EFF analyzes the legal creepiness of ACTA, the secret copyright treaty

The Electronic Frontier Foundation's international policy crimefighting duo, Eddan Katz and Gwen Hinze, have published a scholarly article analyzing the secret Anti-Counterfeiting Trade Agreement in light of US law and policy. Called "The Impact of ACTA on the Knowledge Economy," it was recently published in the Yale Journal of International Law, and constitutes a fantastic, reference-heavy resource for understanding just how creepy it is that the Obama administration is sneaking around behind Congress's back (not to mention the backs of the American public) to create a privacy-invading, internet-breaking trade agreement that the US will be bound to bring into its law.
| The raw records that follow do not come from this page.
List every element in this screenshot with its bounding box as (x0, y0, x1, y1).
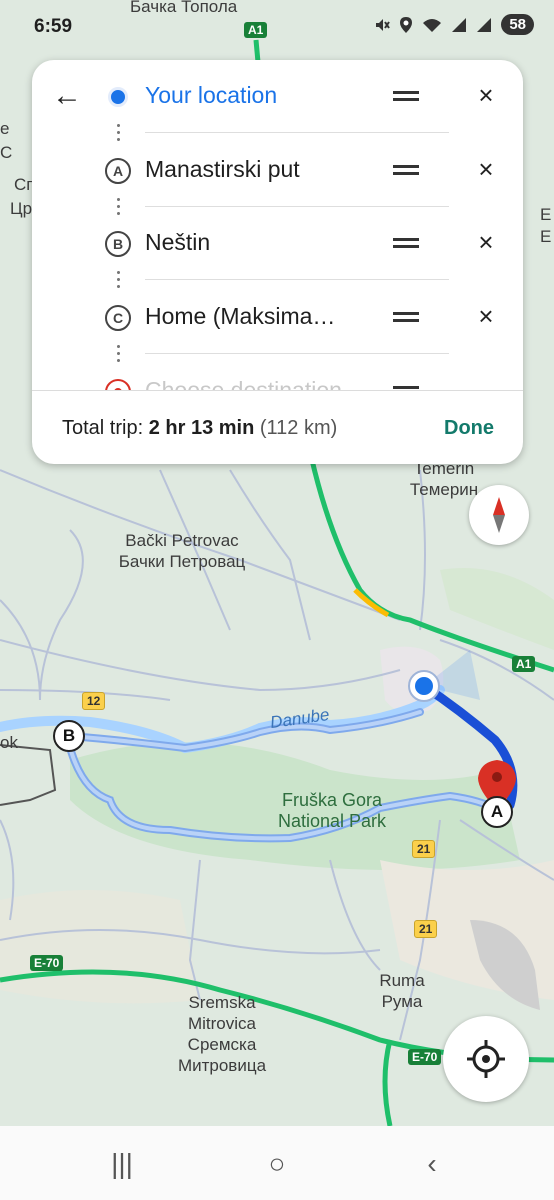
crosshair-icon (467, 1040, 505, 1078)
map-label-right-b: E (540, 227, 552, 246)
map-label-backi-petrovac: Bački Petrovac Бачки Петровац (118, 530, 246, 572)
road-shield-21-south: 21 (414, 920, 438, 938)
stop-label-c[interactable]: Home (Maksima… (145, 303, 335, 330)
route-marker-a[interactable]: A (481, 796, 513, 828)
road-shield-21: 21 (412, 840, 436, 858)
location-icon (400, 16, 413, 33)
back-nav-button[interactable]: ‹ (412, 1148, 452, 1180)
trip-total-prefix: Total trip: (62, 417, 149, 439)
remove-stop-button[interactable]: × (472, 151, 500, 187)
waypoint-a-icon: A (105, 158, 131, 184)
your-location-dot-icon (108, 87, 128, 107)
status-bar: 6:59 58 (0, 0, 554, 56)
stops-list: ← Your location × A Manastirski put × B … (32, 60, 523, 390)
map-label-sremska-latin: Sremska Mitrovica (187, 993, 256, 1033)
status-icons: 58 (374, 14, 534, 35)
road-shield-12: 12 (82, 692, 106, 710)
divider (145, 279, 449, 280)
map-label-left-cr: Цр (10, 199, 33, 218)
road-shield-e70-east: E-70 (408, 1049, 442, 1065)
remove-stop-button[interactable]: × (472, 298, 500, 334)
map-label-ruma-cyrillic: Рума (381, 992, 423, 1011)
home-button[interactable]: ○ (257, 1148, 297, 1180)
route-marker-b[interactable]: B (53, 720, 85, 752)
choose-destination-input[interactable]: Choose destination (145, 377, 342, 390)
stop-row-a[interactable]: A Manastirski put × (32, 134, 523, 208)
remove-stop-button[interactable]: × (472, 224, 500, 260)
current-location-dot (415, 677, 433, 695)
map-label-sremska-cyrillic: Сремска Митровица (177, 1035, 267, 1075)
stop-row-c[interactable]: C Home (Maksima… × (32, 281, 523, 355)
map-label-left-e: e (0, 119, 10, 138)
map-label-left-c: C (0, 143, 13, 162)
trip-total-time: 2 hr 13 min (148, 417, 255, 439)
compass-button[interactable] (469, 485, 529, 545)
trip-total: Total trip: 2 hr 13 min (112 km) (62, 417, 337, 440)
stop-label-a[interactable]: Manastirski put (145, 156, 300, 183)
divider (145, 353, 449, 354)
waypoint-b-icon: B (105, 231, 131, 257)
remove-stop-button[interactable]: × (472, 77, 500, 113)
divider (145, 132, 449, 133)
system-nav-bar: ||| ○ ‹ (0, 1126, 554, 1200)
back-chevron-icon: ‹ (427, 1148, 437, 1179)
drag-handle-icon[interactable] (393, 91, 419, 101)
directions-card: ← Your location × A Manastirski put × B … (32, 60, 523, 464)
destination-icon (105, 379, 131, 390)
trip-summary: Total trip: 2 hr 13 min (112 km) Done (32, 390, 523, 464)
map-label-ruma: Ruma Рума (372, 970, 432, 1012)
drag-handle-icon[interactable] (393, 165, 419, 175)
status-time: 6:59 (34, 16, 73, 37)
trip-total-distance: (112 km) (254, 417, 338, 439)
map-label-backi-petrovac-latin: Bački Petrovac (125, 531, 239, 550)
map-label-right-e: E (540, 205, 552, 224)
waypoint-c-icon: C (105, 305, 131, 331)
road-shield-a1-east: A1 (512, 656, 536, 672)
signal-icon (452, 17, 467, 32)
wifi-icon (423, 18, 442, 32)
signal-icon (477, 17, 492, 32)
road-shield-e70-west: E-70 (30, 955, 64, 971)
done-button[interactable]: Done (444, 417, 494, 440)
my-location-button[interactable] (443, 1016, 529, 1102)
map-label-ruma-latin: Ruma (379, 971, 425, 990)
stop-row-origin[interactable]: Your location × (32, 60, 523, 134)
map-label-ok: ok (0, 733, 18, 752)
compass-icon (493, 497, 505, 533)
map-label-sremska-mitrovica: Sremska Mitrovica Сремска Митровица (170, 992, 274, 1076)
stop-label-origin[interactable]: Your location (145, 82, 277, 109)
recents-icon: ||| (111, 1148, 133, 1179)
mute-icon (376, 18, 391, 31)
drag-handle-icon[interactable] (393, 312, 419, 322)
home-icon: ○ (268, 1148, 286, 1179)
recents-button[interactable]: ||| (102, 1148, 142, 1180)
map-label-left-cp: Сг (14, 175, 33, 194)
battery-indicator: 58 (501, 14, 534, 35)
drag-handle-icon[interactable] (393, 238, 419, 248)
stop-row-destination[interactable]: Choose destination (32, 355, 523, 390)
stop-row-b[interactable]: B Neštin × (32, 207, 523, 281)
stop-label-b[interactable]: Neštin (145, 229, 210, 256)
map-label-backi-petrovac-cyrillic: Бачки Петровац (118, 552, 246, 571)
map-label-fruska-gora: Fruška Gora National Park (277, 790, 387, 831)
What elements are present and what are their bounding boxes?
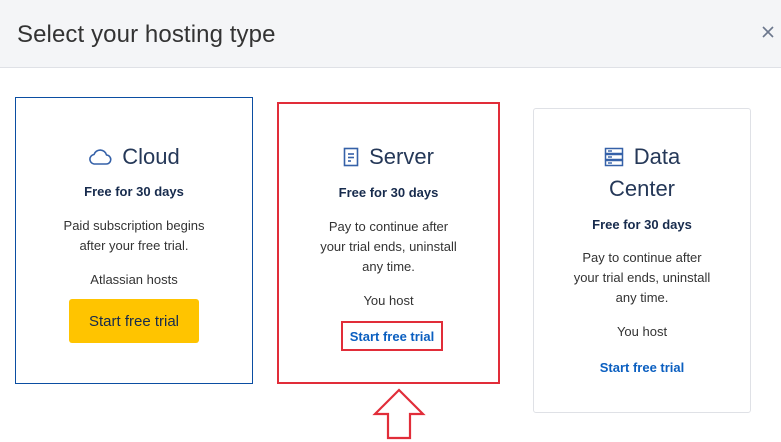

In brief, the ACTA process has been deliberately more secretive than customary practices in international decision-making bodies to evade the debates about intellectual property (IP) at established multilateral institutions. The Office of the USTR has chosen to negotiate ACTA as a sole executive agreement. Because of a loophole in democratic accountability on sole executive agreements, the Office of the USTR can sign off on an IP Enforcement agenda without any formal congressional involvement at all. But the negotiations do not have to be secret, and the sole executive agreement process does have mechanisms for oversight: they have not been used in ACTA, but can and should be.

The excuse for using sole executive agreements is that ACTA will be fully respectful of U.S. law. But the constraint of coloring within the lines of US law, as one anonymous trade official described it, is a fragile linchpin upon which the weight of public trust and democratic legitimacy is bearing down.